A peu près à cette hauteur, nous aperçûmes, pour la première fois, l'oiseau que les marins appellent fauchet, fouquet, taille-vent, taille-mer ou cordonnier. C'est un oiseau qui, dans son vol, semble faucher la surface de l'eau.
Les goëlettes, que l'on trouve en grandes troupes, dénotent les hauts-fonds et le voisinage des côtes : elles sont blanches, et de loin ressemblent, pour le vol et la forme, à des pigeons.
L'envergure est un oiseau un peu plus gros que les fauchets, de la taille d'un fort canard ; il est blanc sous le ventre, d'un gris brun sur les ailes et le dos : il tire son nom de la grande étendue de ses ailes ou de son envergure.
Les damiers ne se trouvent qu'aux approches du cap de Bonne-Espérance ; ils sont gros comme des pigeons, ont la tête et la queue noires, le ventre blanc, le dos et les ailes marqués régulièrement de noir et de blanc comme les cases d'un jeu de dames.
Après les damiers, nous vîmes le mouton-du-Cap. C'est un oiseau plus gros qu'une oie, au bec couleur de chair, aux ailes très-étendues, mêlées de gris et de blanc.
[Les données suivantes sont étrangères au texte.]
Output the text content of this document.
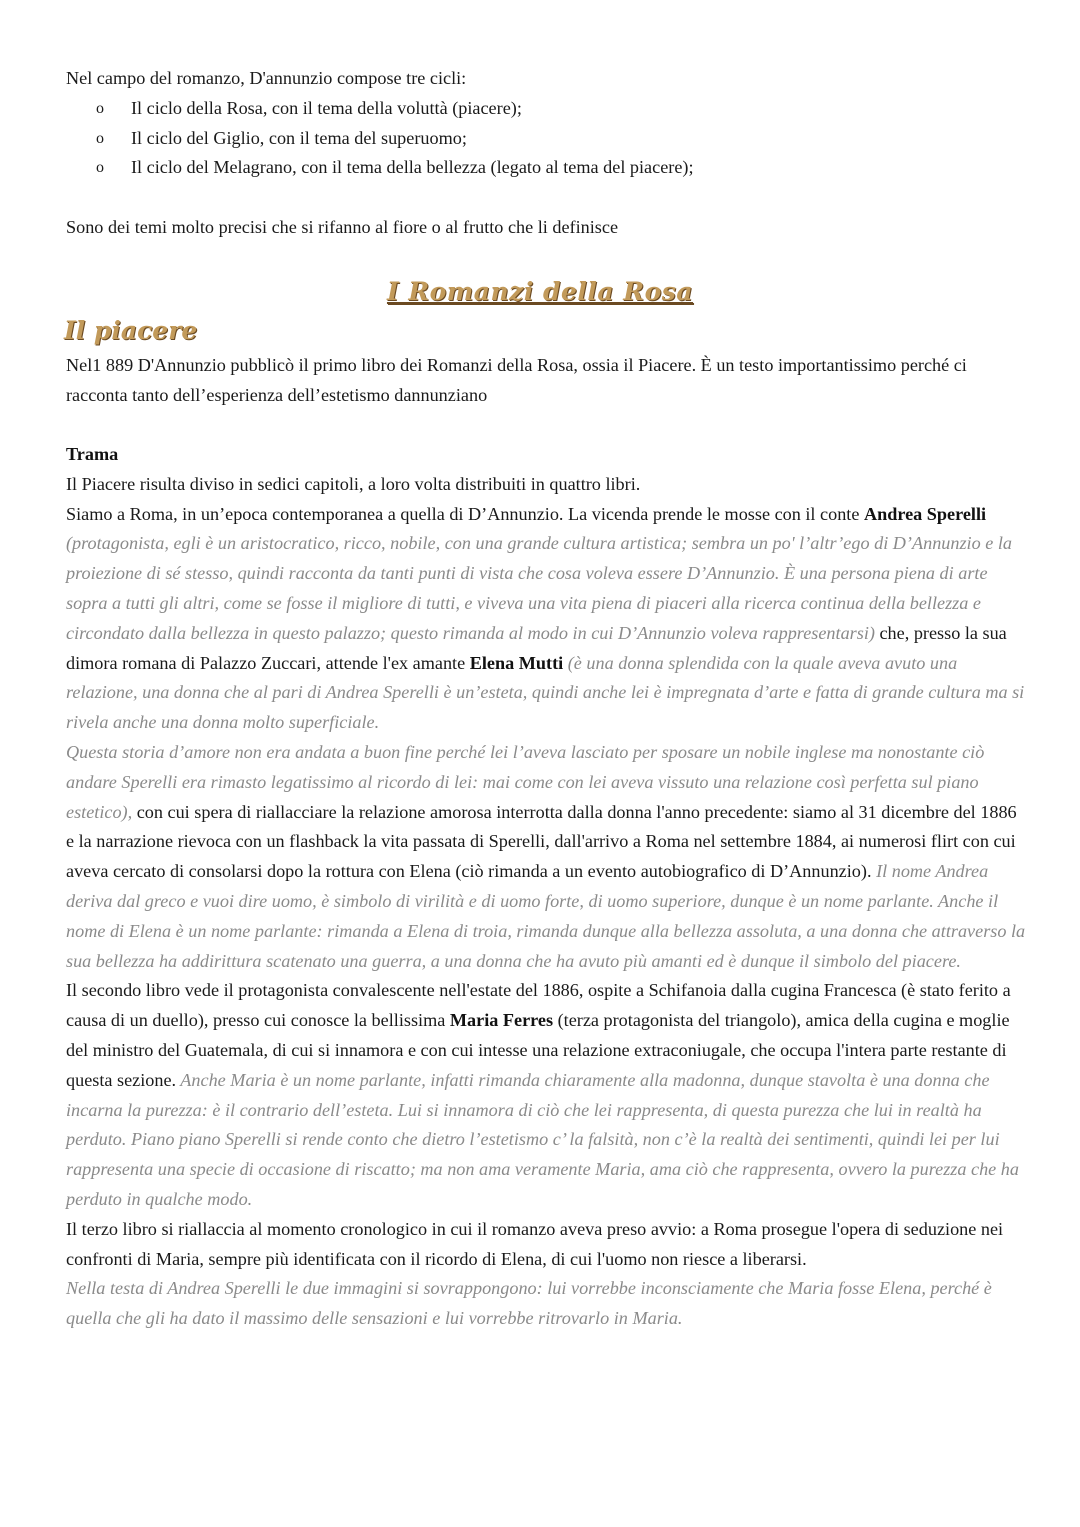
Nel campo del romanzo, D'annunzio compose tre cicli:

o Il ciclo della Rosa, con il tema della voluttà (piacere);
o Il ciclo del Giglio, con il tema del superuomo;
o Il ciclo del Melagrano, con il tema della bellezza (legato al tema del piacere);
Sono dei temi molto precisi che si rifanno al fiore o al frutto che li definisce
I Romanzi della Rosa
Il piacere
Nel1 889 D'Annunzio pubblicò il primo libro dei Romanzi della Rosa, ossia il Piacere. È un testo importantissimo perché ci racconta tanto dell’esperienza dell’estetismo dannunziano

Trama

Il Piacere risulta diviso in sedici capitoli, a loro volta distribuiti in quattro libri.

Siamo a Roma, in un’epoca contemporanea a quella di D’Annunzio. La vicenda prende le mosse con il conte Andrea Sperelli (protagonista, egli è un aristocratico, ricco, nobile, con una grande cultura artistica; sembra un po' l’altr’ego di D’Annunzio e la proiezione di sé stesso, quindi racconta da tanti punti di vista che cosa voleva essere D’Annunzio. È una persona piena di arte sopra a tutti gli altri, come se fosse il migliore di tutti, e viveva una vita piena di piaceri alla ricerca continua della bellezza e circondato dalla bellezza in questo palazzo; questo rimanda al modo in cui D’Annunzio voleva rappresentarsi) che, presso la sua dimora romana di Palazzo Zuccari, attende l'ex amante Elena Mutti (è una donna splendida con la quale aveva avuto una relazione, una donna che al pari di Andrea Sperelli è un’esteta, quindi anche lei è impregnata d’arte e fatta di grande cultura ma si rivela anche una donna molto superficiale.

Questa storia d’amore non era andata a buon fine perché lei l’aveva lasciato per sposare un nobile inglese ma nonostante ciò andare Sperelli era rimasto legatissimo al ricordo di lei: mai come con lei aveva vissuto una relazione così perfetta sul piano estetico), con cui spera di riallacciare la relazione amorosa interrotta dalla donna l'anno precedente: siamo al 31 dicembre del 1886 e la narrazione rievoca con un flashback la vita passata di Sperelli, dall'arrivo a Roma nel settembre 1884, ai numerosi flirt con cui aveva cercato di consolarsi dopo la rottura con Elena (ciò rimanda a un evento autobiografico di D’Annunzio). Il nome Andrea deriva dal greco e vuoi dire uomo, è simbolo di virilità e di uomo forte, di uomo superiore, dunque è un nome parlante. Anche il nome di Elena è un nome parlante: rimanda a Elena di troia, rimanda dunque alla bellezza assoluta, a una donna che attraverso la sua bellezza ha addirittura scatenato una guerra, a una donna che ha avuto più amanti ed è dunque il simbolo del piacere.

Il secondo libro vede il protagonista convalescente nell'estate del 1886, ospite a Schifanoia dalla cugina Francesca (è stato ferito a causa di un duello), presso cui conosce la bellissima Maria Ferres (terza protagonista del triangolo), amica della cugina e moglie del ministro del Guatemala, di cui si innamora e con cui intesse una relazione extraconiugale, che occupa l'intera parte restante di questa sezione. Anche Maria è un nome parlante, infatti rimanda chiaramente alla madonna, dunque stavolta è una donna che incarna la purezza: è il contrario dell’esteta. Lui si innamora di ciò che lei rappresenta, di questa purezza che lui in realtà ha perduto. Piano piano Sperelli si rende conto che dietro l’estetismo c’ la falsità, non c’è la realtà dei sentimenti, quindi lei per lui rappresenta una specie di occasione di riscatto; ma non ama veramente Maria, ama ciò che rappresenta, ovvero la purezza che ha perduto in qualche modo.

Il terzo libro si riallaccia al momento cronologico in cui il romanzo aveva preso avvio: a Roma prosegue l'opera di seduzione nei confronti di Maria, sempre più identificata con il ricordo di Elena, di cui l'uomo non riesce a liberarsi.

Nella testa di Andrea Sperelli le due immagini si sovrappongono: lui vorrebbe inconsciamente che Maria fosse Elena, perché è quella che gli ha dato il massimo delle sensazioni e lui vorrebbe ritrovarlo in Maria.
On ne le trouve guère qu'à la latitude du cap de Bonne-Espérance. J'ai vu tous ces oiseaux se reposer sur l'eau, excepté la frégate et l'envergure. Leur vue peut servir à indiquer les parages où l'on se trouve, lorsqu'on a été plusieurs jours sans prendre hauteur, ou lorsque les courans ont fait dériver en longitude. Il serait à souhaiter que les marins expérimentés donnassent là-dessus leurs observations. Il y a des espèces qui ne s'éloignent point de terre, où elles vont reposer tous les soirs. Des goëlettes blanches, vues en pleine mer, désigneraient quelque terre ou récif inconnu, dans le voisinage ; mais les manches-de-velours en seraient une preuve infaillible.
Il y a aussi quelques espèces de glaïeuls, ou algues flottantes, auxquelles on doit faire attention. Ces différens indices peuvent suppléer au moyen qui nous manque de déterminer les longitudes. On observe la variation matin et soir ; mais ce moyen n'est point sûr. On ne voit pas tous les jours le soleil se lever et se coucher. D'ailleurs la variation, qui est, comme vous savez, la déclinaison de l'aiguille, varie d'une année à l'autre sous le même méridien. La propriété qu'elle a de s'incliner vers la terre par sa partie aimantée, pourrait être d'une plus grande utilité. C'est ce que l'expérience fera connaître.